New shouts of protest went up.
At last
, Harg thought,
they see that I am them
. Shouts of “Ison! Ison!” had started up at the back of the room, where the Adaina were. The guard clamped a metal collar around Harg’s neck, choking tight. He struggled to breathe.
The noise did not die down. There was a sound of scuffling, and a woman’s angry cry. Harg heard Talley giving some hasty orders, then suddenly the guards were releasing him again. Before he could look around, they were dragging him at a near-run from the courtroom. Two more guards followed; Harg saw that they had guns.
They rushed him down the corridor, past some soldiers running the other way, and down the stairs into his basement cell again. Outside the tiny window, in the Gallowmarket, there was shouting and the sound of marching troops. Harg tried to climb on the cot to see out, but the window was too high. He sat there listening, half excited, half terrified by what he had done.
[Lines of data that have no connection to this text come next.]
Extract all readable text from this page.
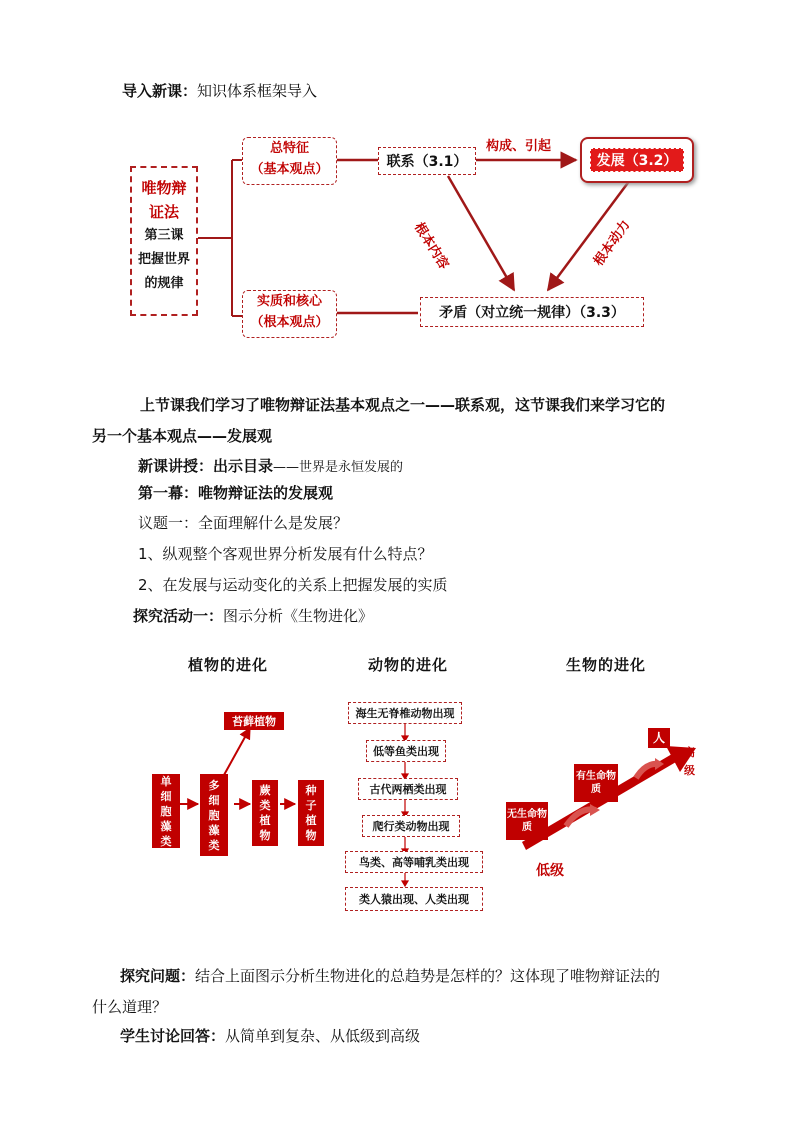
导入新课：知识体系框架导入
唯物辩
证法
第三课
把握世界
的规律
总特征
（基本观点）
实质和核心
（根本观点）
联系（3.1）	发展（3.2）
矛盾（对立统一规律）（3.3）
构成、引起
根本内容	根本动力
上节课我们学习了唯物辩证法基本观点之一——联系观，这节课我们来学习它的
另一个基本观点——发展观
新课讲授：出示目录——世界是永恒发展的
第一幕：唯物辩证法的发展观
议题一：全面理解什么是发展？
1、纵观整个客观世界分析发展有什么特点？
2、在发展与运动变化的关系上把握发展的实质
探究活动一：图示分析《生物进化》
植物的进化
苔藓植物
单细胞藻类
多细胞藻类
蕨类植物
种子植物
动物的进化
海生无脊椎动物出现
低等鱼类出现
古代两栖类出现
爬行类动物出现
鸟类、高等哺乳类出现
类人猿出现、人类出现
生物的进化
无生命物质
有生命物质
人
高级
低级
探究问题：结合上面图示分析生物进化的总趋势是怎样的？这体现了唯物辩证法的
什么道理？
学生讨论回答：从简单到复杂、从低级到高级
Not the Mundua nor all the lawyers in the world could save him now.
*
A bird was singing in the garden outside Spaeth’s window. The sound ripped through her brain like a saw, its teeth shredding nerve fibres as if they were so much soft wood.
After they had taken Harg away, the guards had come back to move her to a new room, plainly furnished but above ground. For the first few hours she had paced restlessly, as if by moving she could stay ahead of the pain. By noon her eye had swollen shut and the whole side of her face was purple-bruised. A knife was stabbing her side with every breath. At last her joints became so painful she could no longer move, though the bed felt uncomfortable as a rocky beach, every crease in the fabric digging into her flesh.
By the next morning she was drifting deliriously in and out of this circle, in and out of the past. She kept seeing Harg asleep in the bed beside her, newly cured. His skin was warm and dry against her body, gently shifting with his breath.
How whole he was! She felt intensely proud. It was as if she had reknit him with her own tendons, filled him with her blood, created him anew. He was perfect now, a masterpiece; and yet, the instant he went out into the world something new would harm him. She wanted to spend the rest of her life as they had spent the one night, trying to get closer than the barriers of skin would permit—one person, and yet miraculously two. But in the intervals when she came awake, and found herself alone, she knew she had seen him for the last time.